A finance worker got an email he thought was a scam. So he asked to confirm it on a video call. The CFO showed up. So did his colleagues. Every face was fake. He wired $25.6 MILLION.


Arup is a British engineering firm. It designed the Sydney Opera House and Beijing's Bird's Nest stadium. 18,500 employees. 34 offices.
In January 2024, a finance worker in its Hong Kong office received an email.
It claimed to be from the company's chief financial officer in the UK. It asked him to arrange a confidential transaction.
He thought it was phishing. He was right.
So he did the careful thing. He asked to confirm it on a video call.
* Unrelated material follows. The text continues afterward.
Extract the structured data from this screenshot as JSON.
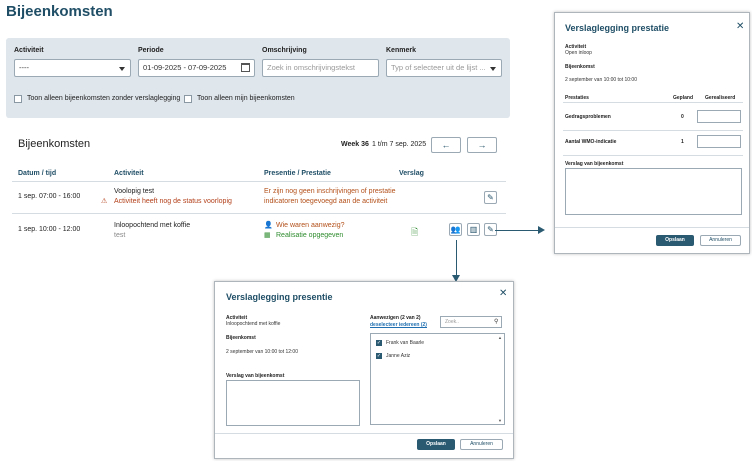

The CFO joined. So did several colleagues he recognized.
They looked right. They sounded right.
They told him to move the money. He stopped doubting and started transferring.
He made 15 transfers to five Hong Kong bank accounts.
200 million Hong Kong dollars. About $25.6 MILLION.
The whole thing took a week.
Then he called head office in the UK to follow up.
Nobody there knew anything about a confidential transaction.
Every person on that video call had been a deepfake. The CFO. The colleagues. ALL OF THEM.
The scammers had built the fakes from public footage. Earnings calls. Online meetings. Clips scraped off the internet.
The only real person on the call was the man being robbed.
Arup reported it to Hong Kong police in January 2024. The firm was not named publicly until CNN identified it in May.
"We can confirm that fake voices and images were used," said Rob Greig, Arup's global chief information officer.
The money was never recovered. No one has been charged for the call.
Greig later tried to deepfake himself using free tools. It took him 45 minutes.